# OFFICIAL GolfForum SHOUTBox..........Link Inside



## NikosCC (Oct 6, 2008)

Golf Forum ShoutBox


----------



## Surtees (Sep 11, 2007)

cool this looks alright does it work the same as a chat room?


----------



## NikosCC (Oct 6, 2008)

Surtees said:


> cool this looks alright does it work the same as a chat room?


Pretty much just add your name up top and the message and start chatting


----------



## Surtees (Sep 11, 2007)

It looks like there could be some interesting times around here good work. Welcome to forum by the way.


----------



## NikosCC (Oct 6, 2008)

Surtees said:


> It looks like there could be some interesting times around here good work. Welcome to forum by the way.
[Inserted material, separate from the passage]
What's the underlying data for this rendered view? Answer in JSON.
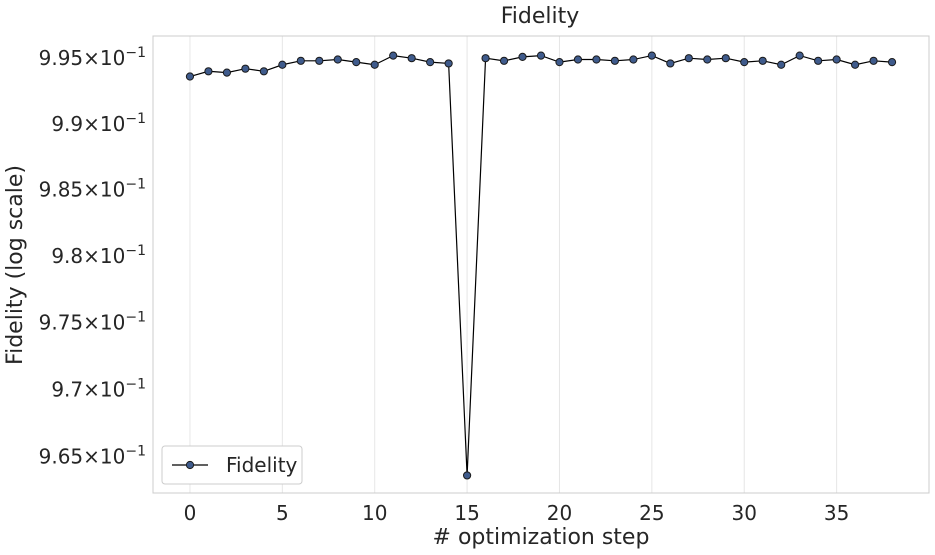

Thank you and Thank you i appreciate it i will do my best to work things out for you guys.


----------



## Surtees (Sep 11, 2007)

found it!!!!!


----------



## custom cluber (Jun 22, 2009)

Awesome, I am glad it worked out! C/C


----------



## Surtees (Sep 11, 2007)

Enjoy I rule the box


----------



## custom cluber (Jun 22, 2009)

I am faithful if we keep at this shout box it will eventually pay off! Only time will tell. C/C


----------